Le président russe Vladimir Poutine a bien lu Clausewitz et, se sentant incompris et surtout bousculé, il décide de continuer la politique par d’autres moyens… les avions et les chars, les bombardements et la cyberguerre. Et comme d’habitude, on sait quand et comment cela commence, et comme toujours, on ignore comment et quand cela finit.

Le monde entre dans une sinistre période de turbulences, militaires, économiques, financières, technologiques. La batterie de mesures prises à l’encontre de la Russie est impressionnante. Le monde occidental a décidé d’enferrer Vladimir Poutine en enfermant son pays : Blocage des transactions financières, blocage des échanges économiques, blocage des liaisons aériennes, blocage de la coopération technologique… avec de sérieux risques de dérapage global.

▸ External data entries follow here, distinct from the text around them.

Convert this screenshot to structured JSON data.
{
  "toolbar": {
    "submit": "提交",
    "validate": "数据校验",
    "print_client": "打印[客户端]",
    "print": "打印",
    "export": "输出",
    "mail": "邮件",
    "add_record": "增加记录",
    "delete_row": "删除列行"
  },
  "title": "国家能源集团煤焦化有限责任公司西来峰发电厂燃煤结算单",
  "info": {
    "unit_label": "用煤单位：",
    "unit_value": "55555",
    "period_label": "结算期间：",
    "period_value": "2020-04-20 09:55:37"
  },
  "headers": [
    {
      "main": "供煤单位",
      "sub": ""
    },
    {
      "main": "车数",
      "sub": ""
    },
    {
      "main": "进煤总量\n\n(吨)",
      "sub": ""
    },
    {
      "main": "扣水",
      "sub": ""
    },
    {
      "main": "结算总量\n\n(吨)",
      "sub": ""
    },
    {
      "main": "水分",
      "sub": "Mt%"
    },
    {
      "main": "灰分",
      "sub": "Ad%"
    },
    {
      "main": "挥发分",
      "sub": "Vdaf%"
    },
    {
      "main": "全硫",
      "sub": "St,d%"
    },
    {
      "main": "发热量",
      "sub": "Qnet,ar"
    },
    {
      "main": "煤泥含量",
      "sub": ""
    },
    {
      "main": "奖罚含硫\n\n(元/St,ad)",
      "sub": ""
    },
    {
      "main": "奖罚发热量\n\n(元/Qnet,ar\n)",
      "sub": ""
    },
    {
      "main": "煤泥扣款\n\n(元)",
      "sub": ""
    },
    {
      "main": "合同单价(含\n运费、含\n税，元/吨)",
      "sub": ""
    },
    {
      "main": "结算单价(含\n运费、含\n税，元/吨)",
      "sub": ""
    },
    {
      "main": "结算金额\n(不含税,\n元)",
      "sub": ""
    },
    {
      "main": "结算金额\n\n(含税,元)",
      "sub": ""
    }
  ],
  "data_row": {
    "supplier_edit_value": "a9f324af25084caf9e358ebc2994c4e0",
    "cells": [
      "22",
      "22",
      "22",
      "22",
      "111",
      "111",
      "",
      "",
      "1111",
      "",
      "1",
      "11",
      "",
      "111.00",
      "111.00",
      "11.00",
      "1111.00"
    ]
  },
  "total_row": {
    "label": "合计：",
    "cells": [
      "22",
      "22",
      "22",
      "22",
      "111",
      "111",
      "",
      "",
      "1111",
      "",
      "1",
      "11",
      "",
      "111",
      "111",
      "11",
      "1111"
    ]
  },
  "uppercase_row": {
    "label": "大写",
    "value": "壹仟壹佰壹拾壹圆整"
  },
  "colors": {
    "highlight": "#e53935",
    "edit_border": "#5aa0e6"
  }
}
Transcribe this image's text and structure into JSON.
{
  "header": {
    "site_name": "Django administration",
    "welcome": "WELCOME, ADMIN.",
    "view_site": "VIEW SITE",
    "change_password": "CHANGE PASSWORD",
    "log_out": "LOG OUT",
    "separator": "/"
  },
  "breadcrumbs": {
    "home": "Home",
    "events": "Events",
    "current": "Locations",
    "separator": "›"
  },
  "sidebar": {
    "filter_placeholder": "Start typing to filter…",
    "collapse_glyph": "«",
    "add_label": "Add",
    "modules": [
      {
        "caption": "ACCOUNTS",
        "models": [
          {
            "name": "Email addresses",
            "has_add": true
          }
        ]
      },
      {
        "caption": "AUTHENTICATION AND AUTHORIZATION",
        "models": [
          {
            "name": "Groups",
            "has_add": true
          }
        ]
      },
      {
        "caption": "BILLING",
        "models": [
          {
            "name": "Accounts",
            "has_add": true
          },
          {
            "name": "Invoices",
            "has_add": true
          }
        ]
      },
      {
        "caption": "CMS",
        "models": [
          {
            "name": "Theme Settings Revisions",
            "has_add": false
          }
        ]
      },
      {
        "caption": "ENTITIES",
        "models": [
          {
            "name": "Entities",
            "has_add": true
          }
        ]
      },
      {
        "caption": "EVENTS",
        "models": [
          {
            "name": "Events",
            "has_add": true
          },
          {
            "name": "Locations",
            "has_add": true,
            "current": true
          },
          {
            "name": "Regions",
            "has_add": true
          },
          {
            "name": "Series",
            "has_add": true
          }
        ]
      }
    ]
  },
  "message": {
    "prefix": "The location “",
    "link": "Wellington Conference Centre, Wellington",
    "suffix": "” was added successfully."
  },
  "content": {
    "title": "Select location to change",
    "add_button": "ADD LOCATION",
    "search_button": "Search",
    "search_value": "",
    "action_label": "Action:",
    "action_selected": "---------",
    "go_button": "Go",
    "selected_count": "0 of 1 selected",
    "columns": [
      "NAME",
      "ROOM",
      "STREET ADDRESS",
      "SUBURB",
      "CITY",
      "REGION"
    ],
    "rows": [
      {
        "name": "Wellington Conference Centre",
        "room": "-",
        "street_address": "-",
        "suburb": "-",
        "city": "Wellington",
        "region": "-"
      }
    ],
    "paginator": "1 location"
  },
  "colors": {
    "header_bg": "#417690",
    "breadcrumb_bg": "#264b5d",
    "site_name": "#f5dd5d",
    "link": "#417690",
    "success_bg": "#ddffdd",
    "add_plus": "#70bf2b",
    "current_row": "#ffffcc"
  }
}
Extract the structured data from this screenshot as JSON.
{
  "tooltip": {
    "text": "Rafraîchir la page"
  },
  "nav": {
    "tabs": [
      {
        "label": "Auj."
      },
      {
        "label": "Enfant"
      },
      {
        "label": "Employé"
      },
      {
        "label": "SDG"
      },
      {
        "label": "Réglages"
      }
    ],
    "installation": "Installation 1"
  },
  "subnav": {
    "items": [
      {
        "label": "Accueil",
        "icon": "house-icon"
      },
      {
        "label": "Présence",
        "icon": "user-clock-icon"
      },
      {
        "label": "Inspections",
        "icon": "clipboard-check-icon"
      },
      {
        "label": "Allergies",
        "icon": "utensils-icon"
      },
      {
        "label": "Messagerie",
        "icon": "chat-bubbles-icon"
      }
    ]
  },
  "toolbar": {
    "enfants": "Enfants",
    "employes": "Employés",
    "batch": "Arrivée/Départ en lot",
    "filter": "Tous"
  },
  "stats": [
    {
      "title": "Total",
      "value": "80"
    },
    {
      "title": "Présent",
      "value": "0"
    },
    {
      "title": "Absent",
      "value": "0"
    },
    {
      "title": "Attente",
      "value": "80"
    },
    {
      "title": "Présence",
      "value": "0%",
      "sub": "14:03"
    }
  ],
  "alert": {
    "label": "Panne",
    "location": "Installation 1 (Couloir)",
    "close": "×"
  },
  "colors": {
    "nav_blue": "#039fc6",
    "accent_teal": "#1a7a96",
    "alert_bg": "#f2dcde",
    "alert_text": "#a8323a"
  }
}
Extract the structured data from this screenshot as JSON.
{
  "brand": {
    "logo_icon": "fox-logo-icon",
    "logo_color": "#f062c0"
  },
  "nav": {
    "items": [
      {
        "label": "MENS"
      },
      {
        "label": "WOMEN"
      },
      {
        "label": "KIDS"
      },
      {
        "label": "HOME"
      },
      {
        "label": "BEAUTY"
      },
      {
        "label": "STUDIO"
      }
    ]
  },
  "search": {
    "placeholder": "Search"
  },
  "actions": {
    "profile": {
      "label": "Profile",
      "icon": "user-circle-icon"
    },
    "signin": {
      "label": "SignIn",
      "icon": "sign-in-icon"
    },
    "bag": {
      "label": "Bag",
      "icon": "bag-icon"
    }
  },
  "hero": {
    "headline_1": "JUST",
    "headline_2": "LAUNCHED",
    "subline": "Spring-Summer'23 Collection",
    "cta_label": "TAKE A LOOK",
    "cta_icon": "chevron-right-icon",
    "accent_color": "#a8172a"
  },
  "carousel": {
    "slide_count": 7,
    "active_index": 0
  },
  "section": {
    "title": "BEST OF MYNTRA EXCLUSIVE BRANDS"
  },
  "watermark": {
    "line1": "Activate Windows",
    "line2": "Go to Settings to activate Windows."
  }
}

Pour l’instant, on ne connaît pas encore l’étendue des dégâts, pas plus qu’on ne sait quand les Russes, acculés, prendront des mesures de rétorsion, car ils en ont, eux aussi, les moyens. M. Poutine menace l’Occident (Etats-Unis et Europe) « de conséquences comme il n’en a jamais vu dans son histoire ». A donner froid dans le dos et même dans le reste quand on sait qu’il combine déjà désinformation, cyberguerre et menace nucléaire.

Qu’est-ce que « le monde n’a jamais connu » ? Une conflagration nucléaire et/ou une brutale rupture des approvisionnements énergétiques, dont l’Europe est très dépendante. Paris, Londres, Washington peuvent camper sur le déni et dans le défi, mais l’activation de la seconde mesure plongerait les économies européennes dans le chaos, avec tous les risques que cela engendrerait pour la paix mondiale, et avec l’Allemagne qui a d’autres enjeux avec la Russie, c’est l’UE qui menace d’imploser à terme.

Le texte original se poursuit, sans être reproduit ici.